Resuming, the Hmong Unity League delegate explained that in Myanmar, 40 per cent of the population was comprised of indigenous people. Yet, there were problems with the human rights institutions in his country. Democratization was deadlocked because Aung San Suu Kyi had been arrested. Indigenous peoples, including the Shan, were focused on their right to self-determination -– they had no rights. The current Myanmar military Government did not guarantee their rights. He asked whether a special rapporteur on human rights could visit his country, even though he would have no mandate to visit ethnic areas. He also asked the High Commissioner’s Office whether there was a mechanism to enforce human rights principles in Myanmar. He requested help in facilitating consultation with the Government regarding human rights violations. “We hungrily need protection,” he said, to a burst of applause.
Right of Reply
Speaking in exercise of the right of reply, the observer for Myanmar said the assertion that Myanmar’s constitution did not outline rights for indigenous peoples was different from reality. He wished to clarify that discrepancy. About 95 per cent of former indigenous armed groups -- more than 100,000 people -- were working with the Government and were part of the national political process. If the Government was indeed abusing rights, how could all those former insurgent groups participate in that process?
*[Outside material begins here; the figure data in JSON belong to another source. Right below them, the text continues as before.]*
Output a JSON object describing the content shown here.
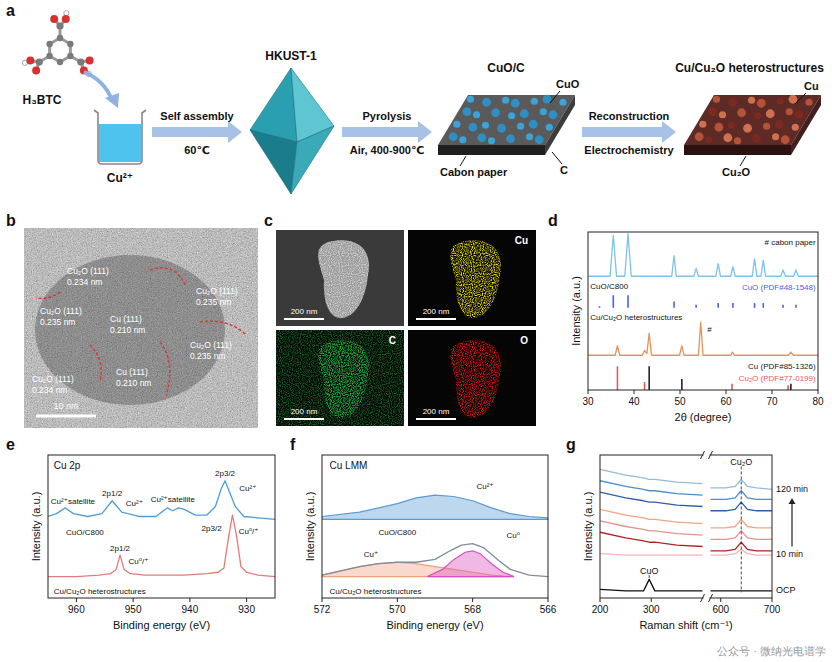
{
  "schematic": {
    "panel_label": "a",
    "precursor": "H₃BTC",
    "solution": "Cu²⁺",
    "step1": {
      "label": "Self assembly",
      "condition": "60℃"
    },
    "mof": "HKUST-1",
    "step2": {
      "label": "Pyrolysis",
      "condition": "Air, 400-900℃"
    },
    "product1": {
      "title": "CuO/C",
      "labels": [
        "CuO",
        "C",
        "Cabon paper"
      ]
    },
    "step3": {
      "label": "Reconstruction",
      "condition": "Electrochemistry"
    },
    "product2": {
      "title": "Cu/Cu₂O heterostructures",
      "labels": [
        "Cu",
        "Cu₂O"
      ]
    }
  },
  "tem": {
    "panel_label": "b",
    "annotations": [
      {
        "phase": "Cu₂O (111)",
        "spacing": "0.234 nm"
      },
      {
        "phase": "Cu₂O (111)",
        "spacing": "0.235 nm"
      },
      {
        "phase": "Cu₂O (111)",
        "spacing": "0.235 nm"
      },
      {
        "phase": "Cu (111)",
        "spacing": "0.210 nm"
      },
      {
        "phase": "Cu₂O (111)",
        "spacing": "0.235 nm"
      },
      {
        "phase": "Cu₂O (111)",
        "spacing": "0.234 nm"
      },
      {
        "phase": "Cu (111)",
        "spacing": "0.210 nm"
      }
    ],
    "scale_bar": "10 nm"
  },
  "eds": {
    "panel_label": "c",
    "maps": [
      {
        "scale_bar": "200 nm"
      },
      {
        "element": "Cu",
        "scale_bar": "200 nm"
      },
      {
        "element": "C",
        "scale_bar": "200 nm"
      },
      {
        "element": "O",
        "scale_bar": "200 nm"
      }
    ]
  },
  "watermark": "公众号 · 微纳光电谱学",
  "chart_data": [
    {
      "panel_label": "d",
      "type": "line",
      "x_label": "2θ (degree)",
      "y_label": "Intensity (a.u.)",
      "xlim": [
        30,
        80
      ],
      "xticks": [
        30,
        40,
        50,
        60,
        70,
        80
      ],
      "ylim": [
        0,
        100
      ],
      "tick_labels": "x",
      "annotations": [
        "# cabon paper",
        "#"
      ],
      "series": [
        {
          "name": "CuO/C800",
          "color": "#7cc4ec",
          "x": [
            30,
            34.8,
            35.5,
            36.2,
            38.0,
            38.7,
            39.4,
            48.2,
            48.7,
            49.2,
            53.0,
            53.5,
            54.0,
            57.8,
            58.3,
            58.8,
            61.0,
            61.5,
            62.0,
            65.7,
            66.2,
            66.7,
            67.6,
            68.1,
            68.6,
            71.9,
            72.4,
            72.9,
            74.7,
            75.2,
            75.7,
            80
          ],
          "values": [
            72,
            72,
            98,
            72,
            72,
            99,
            72,
            72,
            85,
            72,
            72,
            77,
            72,
            72,
            80,
            72,
            72,
            78,
            72,
            72,
            83,
            72,
            72,
            82,
            72,
            72,
            76,
            72,
            72,
            76,
            72,
            72
          ]
        },
        {
          "name": "CuO (PDF#48-1548)",
          "type": "stick",
          "color": "#4a62e0",
          "baseline": 52,
          "x": [
            32.5,
            35.5,
            38.7,
            48.7,
            53.5,
            58.3,
            61.5,
            66.2,
            68.1,
            72.4,
            75.2
          ],
          "values": [
            53,
            60,
            60,
            56,
            54,
            55,
            55,
            55,
            55,
            54,
            54
          ]
        },
        {
          "name": "Cu/Cu₂O heterostructures",
          "color": "#e8925a",
          "x": [
            30,
            35.9,
            36.4,
            36.9,
            41.8,
            42.3,
            42.8,
            43.3,
            43.8,
            49.9,
            50.4,
            50.9,
            54.0,
            54.5,
            55.0,
            61.0,
            61.4,
            61.8,
            73.6,
            74.1,
            74.6,
            80
          ],
          "values": [
            22,
            22,
            28,
            22,
            22,
            25,
            23,
            36,
            22,
            22,
            28,
            22,
            22,
            43,
            22,
            22,
            24,
            22,
            22,
            24,
            22,
            22
          ]
        },
        {
          "name": "Cu (PDF#85-1326)",
          "type": "stick",
          "color": "#222222",
          "baseline": 0,
          "x": [
            43.3,
            50.4,
            74.1
          ],
          "values": [
            15,
            7,
            4
          ]
        },
        {
          "name": "Cu₂O (PDF#77-0199)",
          "type": "stick",
          "color": "#e45a5a",
          "baseline": 0,
          "x": [
            36.4,
            42.3,
            61.3,
            73.5
          ],
          "values": [
            15,
            5,
            4,
            3
          ]
        }
      ]
    },
    {
      "panel_label": "e",
      "type": "line",
      "title": "Cu 2p",
      "x_label": "Binding energy (eV)",
      "y_label": "Intensity (a.u.)",
      "xlim": [
        965,
        925
      ],
      "xticks": [
        960,
        950,
        940,
        930
      ],
      "ylim": [
        0,
        100
      ],
      "tick_labels": "x",
      "annotations": [
        "Cu²⁺satellite",
        "2p1/2",
        "Cu²⁺",
        "Cu²⁺satellite",
        "2p3/2",
        "Cu²⁺",
        "2p1/2",
        "Cu⁰/⁺",
        "2p3/2",
        "Cu⁰/⁺"
      ],
      "series": [
        {
          "name": "CuO/C800",
          "color": "#4d9fd6",
          "x": [
            965,
            963.5,
            962,
            960.5,
            958,
            955.5,
            953.7,
            952,
            949,
            946,
            944,
            943,
            942,
            941,
            939,
            937,
            935.5,
            934.5,
            933.8,
            933,
            932,
            930.5,
            928,
            925
          ],
          "values": [
            57,
            59,
            63,
            59,
            57,
            59,
            68,
            60,
            57,
            57,
            63,
            61,
            63,
            62,
            58,
            58,
            64,
            76,
            82,
            74,
            64,
            57,
            56,
            55
          ]
        },
        {
          "name": "Cu/Cu₂O heterostructures",
          "color": "#e47b7b",
          "x": [
            965,
            960,
            956,
            954,
            953,
            952.3,
            951.6,
            950.5,
            948,
            945,
            941,
            937,
            935,
            934,
            933.2,
            932.5,
            931.8,
            931,
            930,
            928,
            925
          ],
          "values": [
            15,
            15,
            16,
            17,
            20,
            30,
            20,
            17,
            16,
            16,
            16,
            17,
            18,
            21,
            42,
            58,
            44,
            22,
            18,
            16,
            15
          ]
        }
      ]
    },
    {
      "panel_label": "f",
      "type": "line",
      "title": "Cu LMM",
      "x_label": "Binding energy (eV)",
      "y_label": "Intensity (a.u.)",
      "xlim": [
        572,
        566
      ],
      "xticks": [
        572,
        570,
        568,
        566
      ],
      "ylim": [
        0,
        100
      ],
      "tick_labels": "x",
      "annotations": [
        "CuO/C800",
        "Cu/Cu₂O heterostructures"
      ],
      "series": [
        {
          "name": "Cu²⁺",
          "type": "area",
          "color": "#5b9bd5",
          "baseline": 55,
          "x": [
            572,
            571,
            570,
            569.5,
            569,
            568.5,
            568,
            567.5,
            567,
            566.5,
            566
          ],
          "values": [
            57,
            60,
            66,
            70,
            72,
            71,
            68,
            63,
            59,
            57,
            56
          ]
        },
        {
          "name": "Cu⁺",
          "type": "area",
          "color": "#f0a07c",
          "baseline": 15,
          "x": [
            572,
            571.5,
            571,
            570.5,
            570,
            569.5,
            569,
            568.5,
            568,
            567.5,
            567
          ],
          "values": [
            16,
            19,
            22,
            24,
            25,
            24,
            22,
            20,
            18,
            16,
            15
          ]
        },
        {
          "name": "Cu⁰",
          "type": "area",
          "color": "#d94fbf",
          "baseline": 15,
          "x": [
            569.2,
            568.8,
            568.5,
            568.2,
            568,
            567.8,
            567.5,
            567.2,
            566.9
          ],
          "values": [
            15,
            20,
            27,
            32,
            33,
            31,
            24,
            18,
            15
          ]
        },
        {
          "color": "#7f8c99",
          "x": [
            572,
            571.5,
            571,
            570.5,
            570,
            569.5,
            569,
            568.6,
            568.3,
            568,
            567.7,
            567.3,
            567,
            566.5,
            566
          ],
          "values": [
            16,
            19,
            22,
            24,
            25,
            25,
            27,
            33,
            37,
            38,
            35,
            26,
            20,
            16,
            15
          ]
        }
      ]
    },
    {
      "panel_label": "g",
      "type": "line",
      "x_label": "Raman shift (cm⁻¹)",
      "y_label": "Intensity (a.u.)",
      "xlim": [
        200,
        700
      ],
      "x_break": [
        400,
        580
      ],
      "xticks": [
        200,
        300,
        600,
        700
      ],
      "ylim": [
        0,
        100
      ],
      "tick_labels": "x",
      "annotations": [
        "CuO",
        "Cu₂O"
      ],
      "x": [
        200,
        250,
        285,
        296,
        307,
        350,
        400,
        490,
        580,
        610,
        628,
        640,
        652,
        670,
        700
      ],
      "series": [
        {
          "name": "OCP",
          "color": "#111111",
          "values": [
            6,
            5,
            5,
            13,
            5,
            5,
            5,
            null,
            5,
            5,
            5,
            5,
            5,
            5,
            5
          ]
        },
        {
          "name": "10 min",
          "color": "#f4b6b6",
          "values": [
            31,
            30,
            30,
            30,
            30,
            30,
            30,
            null,
            30,
            30,
            31,
            34,
            31,
            30,
            30
          ]
        },
        {
          "color": "#b22222",
          "values": [
            46,
            42,
            40,
            39,
            39,
            37,
            36,
            null,
            33,
            33,
            34,
            39,
            34,
            33,
            33
          ]
        },
        {
          "color": "#e8918f",
          "values": [
            54,
            50,
            48,
            47,
            47,
            45,
            44,
            null,
            41,
            41,
            42,
            47,
            42,
            41,
            41
          ]
        },
        {
          "color": "#f4a582",
          "values": [
            62,
            58,
            56,
            55,
            55,
            53,
            52,
            null,
            49,
            49,
            50,
            55,
            50,
            49,
            49
          ]
        },
        {
          "color": "#2b5ea7",
          "values": [
            74,
            70,
            68,
            67,
            67,
            65,
            64,
            null,
            61,
            61,
            62,
            67,
            62,
            61,
            61
          ]
        },
        {
          "color": "#4a8fd0",
          "values": [
            82,
            78,
            76,
            75,
            75,
            73,
            72,
            null,
            69,
            69,
            70,
            75,
            70,
            69,
            69
          ]
        },
        {
          "name": "120 min",
          "color": "#93bcd9",
          "values": [
            90,
            86,
            84,
            83,
            83,
            81,
            80,
            null,
            77,
            77,
            78,
            83,
            78,
            77,
            76
          ]
        }
      ]
    }
  ]
}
Mr. BALKASSM, Forum member from Morocco, asked Mr. Korkearvi if there were new developments related to the Office’s budgets and whether allocations could be channelled to the Fund. He urged that more allocations be made. In addition, the Expert Mechanism’s role was limited in terms of submitting studies.
Responding, Mr. KORKEARVI said national institutions were extremely important in addressing human rights generally and indigenous rights specifically. The High Commissioner’s Office did not have a presence in all countries in which human rights violations were taking place. It would not be able to cover all countries, at least, not in the immediate future, which made it all the more important to work with national institutions.
As for violations of housing rights, he emphasized it was an issue on which the Office had been working in partnership with UN-Habitat. Regarding extrajudicial killings, there was a Special Rapporteur on that issue who could address allegations related to the extractive industries. As for indigenous migrants, that was considered an important issue generally, and it was essential to keep the indigenous perspective in the broad picture.
In terms of enhancing recruitment opportunities within the High Commissioner’s Office, he said there was indigenous staff in the Office, but that issue merited more attention. An ILO study would be carried out on the employment obstacles for indigenous peoples. The next step would be to remove those obstacles.